Die Präsentation beleuchtet das Pferd als Bildmotiv und symbolischen Bedeutungsträger aus den Perspektiven der verschiedenen Kunstgattungen Chinas, Japans und Koreas heraus. Zu sehen sind Malereien und Kalligrafien, Keramiken und Porzellane, Bronzeskulpturen und Lackobjekte, Holzschnittdrucke und Textilien. Die Ausstellung mit Objekten aus dem eigenen Sammlungsbestand findet anlässlich des Mondjahres 2026 statt, welches im Tierkreiszeichen des Pferdes steht.

Lebendige Bilder.

Buddhistische Rituale in der Kunst Chinas, Japans und Koreas

Museum für Ostasiatische Kunst | 6. November 2025 bis Herbst 2026

Buddhistische Bildwerke entstanden meist in rituellem Kontext: Skulpturen oder Malereien von Gottheiten dienten als Kultbilder in Tempeln oder im Haus. Lack-, Metall- oder Keramikobjekte wurden in zeremoniellen Praktiken verwendet. Präsentiert werden Glanzstücke, wie die japanische Skulptur des Buddha Vairocana (frühes 12. Jh.), erstmalig gezeigte Abreibungen bedeutender chinesischer Steinreliefs sowie die Rekonstruktion der Weihe einer einer koreanischen Hägerolle.

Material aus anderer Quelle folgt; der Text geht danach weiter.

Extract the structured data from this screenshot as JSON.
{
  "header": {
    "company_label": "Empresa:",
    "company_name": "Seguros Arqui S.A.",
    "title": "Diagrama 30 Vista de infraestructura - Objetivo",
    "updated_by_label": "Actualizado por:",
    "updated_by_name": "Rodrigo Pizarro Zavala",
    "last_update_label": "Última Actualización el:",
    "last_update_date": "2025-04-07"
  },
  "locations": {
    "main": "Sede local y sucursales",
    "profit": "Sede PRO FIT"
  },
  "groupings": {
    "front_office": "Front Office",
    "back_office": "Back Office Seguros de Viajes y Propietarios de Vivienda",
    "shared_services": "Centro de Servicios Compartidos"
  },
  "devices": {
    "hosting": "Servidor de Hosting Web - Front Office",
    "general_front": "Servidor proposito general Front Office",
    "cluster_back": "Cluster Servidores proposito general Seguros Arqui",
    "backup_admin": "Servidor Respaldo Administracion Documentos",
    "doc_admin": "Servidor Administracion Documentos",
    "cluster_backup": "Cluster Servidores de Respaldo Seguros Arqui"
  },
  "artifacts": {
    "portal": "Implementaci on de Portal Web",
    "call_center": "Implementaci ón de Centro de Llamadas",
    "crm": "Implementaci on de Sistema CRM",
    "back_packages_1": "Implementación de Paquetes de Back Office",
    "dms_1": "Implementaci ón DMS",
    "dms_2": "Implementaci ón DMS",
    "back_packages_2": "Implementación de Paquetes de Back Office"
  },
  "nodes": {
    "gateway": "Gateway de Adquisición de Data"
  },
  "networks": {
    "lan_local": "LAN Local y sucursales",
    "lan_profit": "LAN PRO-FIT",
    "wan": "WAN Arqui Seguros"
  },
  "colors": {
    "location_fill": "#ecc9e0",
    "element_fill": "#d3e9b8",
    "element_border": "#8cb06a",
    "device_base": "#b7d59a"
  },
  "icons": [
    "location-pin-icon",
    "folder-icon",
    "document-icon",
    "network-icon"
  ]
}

„Le directeur est mort! Vive le directeur!“

Zum 100. Geburtstag Roger Goeppers

Museum für Ostasiatische Kunst | 5. August 2025 bis Frühjahr 2026

Die Jubiläumspräsentation würdigt den ehemaligen Direktor Roger Goepper (1925–2011), dessen Geburtstag sich zum 100. Mal jährt. Goepper, der das MOK 1966–90 leitete, prägte den euro-amerikanischen Diskurs der damals wenig bekannten Ostasiatischen Kunstgeschichte wie kaum ein anderer im 20. Jahrhundert. Seine Wirkungsbereiche waren vielschichtig: als Akademiker, Kurator, Museumsdirektor, Hochschullehrer, Übersetzer, interkultureller Botschafter.

Mythos Ming

Blauweißes Porzellan der Ming-Dynastie

Museum für Ostasiatische Kunst | 22. Mai bis 12. April 2026

Die Ausstellung zeichnet die künstlerische und technische Entwicklung des Blauweißporzellans und seine Handelsgeschichte von der Frühphase der Ming-Dynastie bis zu ihrem Untergang im 17. Jahrhundert nach. Neben der Produktion für den Hof wird Handelsware für verschiedene regionale Märkte ins Licht gerückt sowie die Versuche persischer, türkischer und europäischer Fayencemanufakturen die chinesischen Vorbilder zu imitieren.